Also serving the communities of De Luz, Rainbow, Camp Pendleton, Pala and Pauma

Request for Pauma Valley colonia designation withdrawn

The Pauma Valley Water Company withdrew its request to have Pauma Valley designated as a colonia.

The San Diego County Board of Supervisors had heard public comment on the proposal September 12 and had continued that hearing to October 31, but the water company withdrew its request prior to the second hearing.

Designation as a colonia establishes eligibility for infrastructure improvement grants from the United States Department of Agriculture. A colonia is typically required to be located within 150 miles of the Mexican border and must lack adequate water, sewer, housing, road, and drainage facilities. The community must also have been in existence and have lacked services prior to the creation of the Federal program.

The Board of Supervisors previously designated the East County backcountry communities of Jacumba, Tecate, Lake Morena, and Canebrake as colonias. The Pauma Valley Water Company sought colonia status for Pauma Valley so that it could obtain grant funding to correct deficiencies in its water system. The privately-owned water company serves approximately 25 homes, an apartment complex, and a taco shop.

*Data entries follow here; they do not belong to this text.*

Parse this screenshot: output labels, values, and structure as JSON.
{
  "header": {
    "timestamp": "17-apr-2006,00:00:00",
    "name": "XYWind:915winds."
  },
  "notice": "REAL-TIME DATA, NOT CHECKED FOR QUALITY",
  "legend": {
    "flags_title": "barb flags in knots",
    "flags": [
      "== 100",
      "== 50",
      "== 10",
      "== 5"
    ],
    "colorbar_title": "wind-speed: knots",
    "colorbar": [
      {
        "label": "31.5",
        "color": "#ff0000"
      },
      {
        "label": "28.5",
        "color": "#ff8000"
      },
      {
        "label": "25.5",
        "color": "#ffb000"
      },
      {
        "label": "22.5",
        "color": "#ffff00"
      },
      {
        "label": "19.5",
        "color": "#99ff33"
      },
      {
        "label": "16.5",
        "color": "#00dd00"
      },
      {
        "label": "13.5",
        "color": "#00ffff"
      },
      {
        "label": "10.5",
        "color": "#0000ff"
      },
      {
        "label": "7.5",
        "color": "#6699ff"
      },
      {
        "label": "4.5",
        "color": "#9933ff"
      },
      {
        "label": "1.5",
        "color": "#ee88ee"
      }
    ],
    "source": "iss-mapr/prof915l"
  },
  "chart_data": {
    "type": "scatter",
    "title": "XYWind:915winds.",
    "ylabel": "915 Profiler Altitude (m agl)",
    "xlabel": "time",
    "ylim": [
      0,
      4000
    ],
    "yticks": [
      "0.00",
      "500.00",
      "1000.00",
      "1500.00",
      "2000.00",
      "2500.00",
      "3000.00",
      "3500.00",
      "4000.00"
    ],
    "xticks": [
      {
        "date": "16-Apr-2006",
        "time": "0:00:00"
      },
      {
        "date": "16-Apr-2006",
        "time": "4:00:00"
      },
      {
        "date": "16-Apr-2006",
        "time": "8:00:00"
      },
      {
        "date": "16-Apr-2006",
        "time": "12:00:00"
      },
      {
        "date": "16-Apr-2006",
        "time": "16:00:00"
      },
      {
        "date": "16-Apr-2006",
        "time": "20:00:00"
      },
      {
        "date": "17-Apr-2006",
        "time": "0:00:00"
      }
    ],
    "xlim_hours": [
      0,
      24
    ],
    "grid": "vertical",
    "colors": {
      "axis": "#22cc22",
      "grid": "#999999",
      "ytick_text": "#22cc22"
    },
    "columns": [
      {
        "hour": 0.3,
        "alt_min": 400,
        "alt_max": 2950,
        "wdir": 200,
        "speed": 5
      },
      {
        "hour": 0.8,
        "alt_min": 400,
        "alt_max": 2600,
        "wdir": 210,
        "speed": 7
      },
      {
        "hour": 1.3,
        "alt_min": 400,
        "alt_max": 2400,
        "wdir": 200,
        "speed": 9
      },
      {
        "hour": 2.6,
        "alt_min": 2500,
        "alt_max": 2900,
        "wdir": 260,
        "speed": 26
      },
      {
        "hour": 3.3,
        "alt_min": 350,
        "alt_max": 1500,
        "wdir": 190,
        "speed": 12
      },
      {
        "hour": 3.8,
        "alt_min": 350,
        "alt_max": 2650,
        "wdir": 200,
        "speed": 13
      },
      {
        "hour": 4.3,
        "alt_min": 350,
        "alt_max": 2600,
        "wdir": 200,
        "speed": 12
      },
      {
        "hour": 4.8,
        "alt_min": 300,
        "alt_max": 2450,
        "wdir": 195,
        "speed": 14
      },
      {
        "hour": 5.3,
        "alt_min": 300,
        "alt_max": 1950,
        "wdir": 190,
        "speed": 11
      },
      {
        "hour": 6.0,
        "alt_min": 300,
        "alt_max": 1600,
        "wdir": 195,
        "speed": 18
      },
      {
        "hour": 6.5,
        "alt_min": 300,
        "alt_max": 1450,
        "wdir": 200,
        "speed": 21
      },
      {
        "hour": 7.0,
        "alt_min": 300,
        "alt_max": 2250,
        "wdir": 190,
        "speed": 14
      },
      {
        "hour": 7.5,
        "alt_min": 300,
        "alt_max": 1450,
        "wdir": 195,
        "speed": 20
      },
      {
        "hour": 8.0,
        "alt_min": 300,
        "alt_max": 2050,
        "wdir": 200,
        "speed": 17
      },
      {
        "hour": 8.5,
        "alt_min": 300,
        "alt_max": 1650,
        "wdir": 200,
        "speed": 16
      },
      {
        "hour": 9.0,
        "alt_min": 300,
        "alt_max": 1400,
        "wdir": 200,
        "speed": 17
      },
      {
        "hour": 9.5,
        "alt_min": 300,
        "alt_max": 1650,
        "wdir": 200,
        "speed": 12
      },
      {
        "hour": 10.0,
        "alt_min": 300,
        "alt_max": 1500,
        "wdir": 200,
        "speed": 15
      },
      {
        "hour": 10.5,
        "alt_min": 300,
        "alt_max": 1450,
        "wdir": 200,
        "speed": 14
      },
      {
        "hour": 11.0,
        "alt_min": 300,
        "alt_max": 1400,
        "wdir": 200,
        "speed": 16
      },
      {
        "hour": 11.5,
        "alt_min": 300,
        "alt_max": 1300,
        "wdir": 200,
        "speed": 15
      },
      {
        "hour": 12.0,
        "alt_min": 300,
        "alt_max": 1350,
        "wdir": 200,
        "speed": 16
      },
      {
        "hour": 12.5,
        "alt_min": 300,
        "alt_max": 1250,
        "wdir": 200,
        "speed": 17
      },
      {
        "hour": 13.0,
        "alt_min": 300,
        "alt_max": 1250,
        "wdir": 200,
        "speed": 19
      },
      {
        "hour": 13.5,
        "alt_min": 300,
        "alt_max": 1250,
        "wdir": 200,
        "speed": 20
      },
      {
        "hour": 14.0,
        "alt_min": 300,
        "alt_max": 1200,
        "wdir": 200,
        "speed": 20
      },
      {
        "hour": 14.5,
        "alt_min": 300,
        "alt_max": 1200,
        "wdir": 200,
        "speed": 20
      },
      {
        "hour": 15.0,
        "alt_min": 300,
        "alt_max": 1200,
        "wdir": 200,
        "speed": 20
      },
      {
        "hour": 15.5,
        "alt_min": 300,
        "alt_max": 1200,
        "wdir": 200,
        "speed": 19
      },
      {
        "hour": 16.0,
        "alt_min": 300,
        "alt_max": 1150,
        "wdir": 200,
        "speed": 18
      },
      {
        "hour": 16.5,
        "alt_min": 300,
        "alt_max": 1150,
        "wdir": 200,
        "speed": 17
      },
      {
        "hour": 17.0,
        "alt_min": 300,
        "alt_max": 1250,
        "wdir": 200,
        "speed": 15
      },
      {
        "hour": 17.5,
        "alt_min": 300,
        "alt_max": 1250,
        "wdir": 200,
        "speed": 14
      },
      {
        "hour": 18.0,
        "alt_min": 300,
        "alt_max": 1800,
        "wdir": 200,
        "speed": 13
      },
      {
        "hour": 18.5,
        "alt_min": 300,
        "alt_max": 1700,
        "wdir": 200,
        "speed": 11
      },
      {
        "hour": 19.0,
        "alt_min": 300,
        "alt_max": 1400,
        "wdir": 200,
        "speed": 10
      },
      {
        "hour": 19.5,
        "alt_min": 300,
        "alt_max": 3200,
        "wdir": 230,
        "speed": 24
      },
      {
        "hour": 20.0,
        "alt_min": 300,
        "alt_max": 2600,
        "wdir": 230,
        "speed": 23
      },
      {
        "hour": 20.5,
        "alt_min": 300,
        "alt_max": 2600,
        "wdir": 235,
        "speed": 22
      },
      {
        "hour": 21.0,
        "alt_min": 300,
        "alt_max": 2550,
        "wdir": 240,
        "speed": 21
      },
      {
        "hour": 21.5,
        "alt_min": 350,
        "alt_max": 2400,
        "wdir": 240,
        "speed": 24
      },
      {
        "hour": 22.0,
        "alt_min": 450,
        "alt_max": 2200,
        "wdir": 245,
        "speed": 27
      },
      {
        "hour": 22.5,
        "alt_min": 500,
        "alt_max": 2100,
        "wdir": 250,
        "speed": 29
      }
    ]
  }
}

Pauma Valley has three public water districts. The Yuima Municipal Water District was formed in 1963 and is part of the San Diego County Water Authority and thus also within Metropolitan Water District of Southern California boundaries. The Mootamai Municipal Water District was formed in 1962 to protect property owners’ water rights from annexation into the Yuima district being formed at the time but does not operate a water system itself and is not part of the County Water Authority of the Metropolitan Water District. Because the Mootamai district does not have a distribution system, it does not have an interconnection to Yuima for access to imported water. The Mootamai MWD also has latent powers for fire protection and emergency medical services, although Mootamai contracts with the California Department of Forestry and Fire Protection for those services.

The third water district in Pauma Valley is the Pauma Municipal Water District, which was formed in 1960 to manage water rights protection for property owners and coordinate legal and engineering activities regarding water supply. The Pauma MWD board members are also its staff, and the Yuima district provides records management services although no formal contractual agreement has ever occurred. The Pauma MWD also has latent structural fire protection and emergency medical services powers while contracting such services to CalFire, and it is not within CWA or MWD boundaries and has no interconnection to Yuima.

The Pauma Valley Water Company is within the boundaries of the Mootamai Municipal Water District. Annexation into the CWA and MWD would require the payment of annexation fees.

In December 2007 the Pauma Mutual Water Company sent an income survey to residents. The 51 responses produced a median household income of $29,000-29,999, which would qualify the area as severely disadvantaged based on the state median household income of $55,837 and severely disadvantaged status constituting less than 65 percent of state median income or $36,294.

Residents elsewhere in Pauma Valley expressed objections to giving the community the potentially negative stigma of colonia status in order to assist a private company. The Pauma Valley Water Company may bring back its request for colonia status, although the county supervisors indicated that the water company would need to prove eligibility for colonia designation.